Por outro lado, nos países centro-americanos com pouca emigração, as remessas constituem uma porção reduzida de seu PIB: cerca de 1% no Panamá e Costa Rica, e quase 5% em Belize.
- Apoio à família -
"A maioria dessas remessas é destinada ao apoio familiar, especificamente para despesas básicas e melhoria da qualidade de vida da família", explica à AFP o especialista nicaraguense em Estratégia e Desenvolvimento, Noel Estrada.
A estudante nicaraguense Ligia Hurtado, de 17 anos, é um exemplo desse fenômeno.

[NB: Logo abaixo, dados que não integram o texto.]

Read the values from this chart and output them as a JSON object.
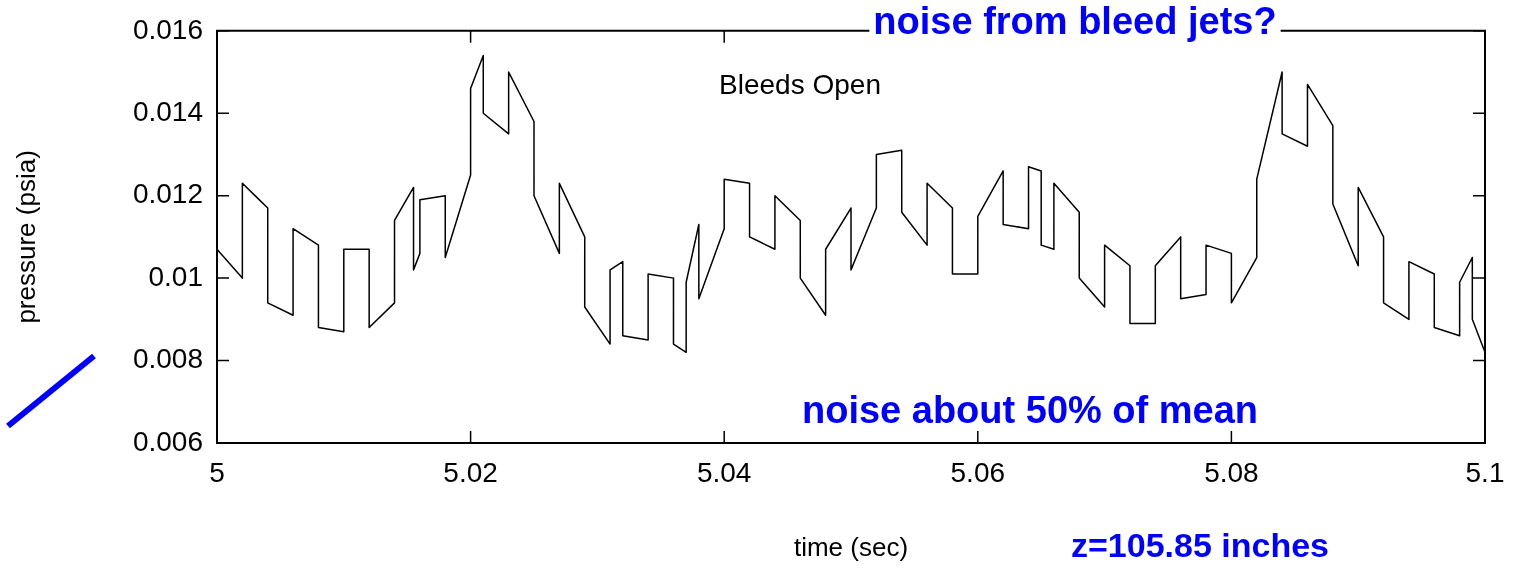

Ela recebe dinheiro enviado por duas tias da Espanha, usado para "garantir os estudos universitários: pagamento mensal de taxas, moradia, alimentação e transporte".
Em entrevista à AFP, uma salvadorenha aposentada de 61 anos, Emérita Coto, contou que seu irmão, de Nova York, envia US$ 400 (R$ 2.020) por mês, dinheiro que ela usa "para pagar um terreno" que comprou "no crédito".
- "Abrir uma loja" -
Instituições multilaterais - incluindo o Banco Mundial, o Banco Interamericano de Desenvolvimento (BID) e a Comissão Econômica para a América Latina e o Caribe (Cepal) - promovem o uso produtivo desses recursos, em vez de destiná-los apenas ao consumo.
Incentivam, por exemplo, o investimento em pequenos negócios para apoiar o desenvolvimento de nações com economias pequenas e altos índices de pobreza.
O novo presidente da Guatemala, Bernardo Arévalo, propõe que "as remessas podem contribuir mais eficientemente para quebrar o ciclo de pobreza que motiva a migração [...], facilitando seu uso para fins de desenvolvimento", defendeu.
O líder de uma associação de guatemaltecos deportados dos Estados Unidos, Gustavo Juárez, concorda com essa perspectiva. "Seria bom que uma remessa fosse investida em um negócio ou pequeno empreendimento para que sejam autossustentáveis", afirma à AFP.
Em San Salvador, Ester, de 71 anos, mãe de Marta Alvarado, planeja abrir uma loja com parte do dinheiro que seus filhos enviam.
"Está nos planos, mas acredito que em breve ela terá esse negócio que pode ajudá-la a ter outras fontes de renda", diz Alvarado.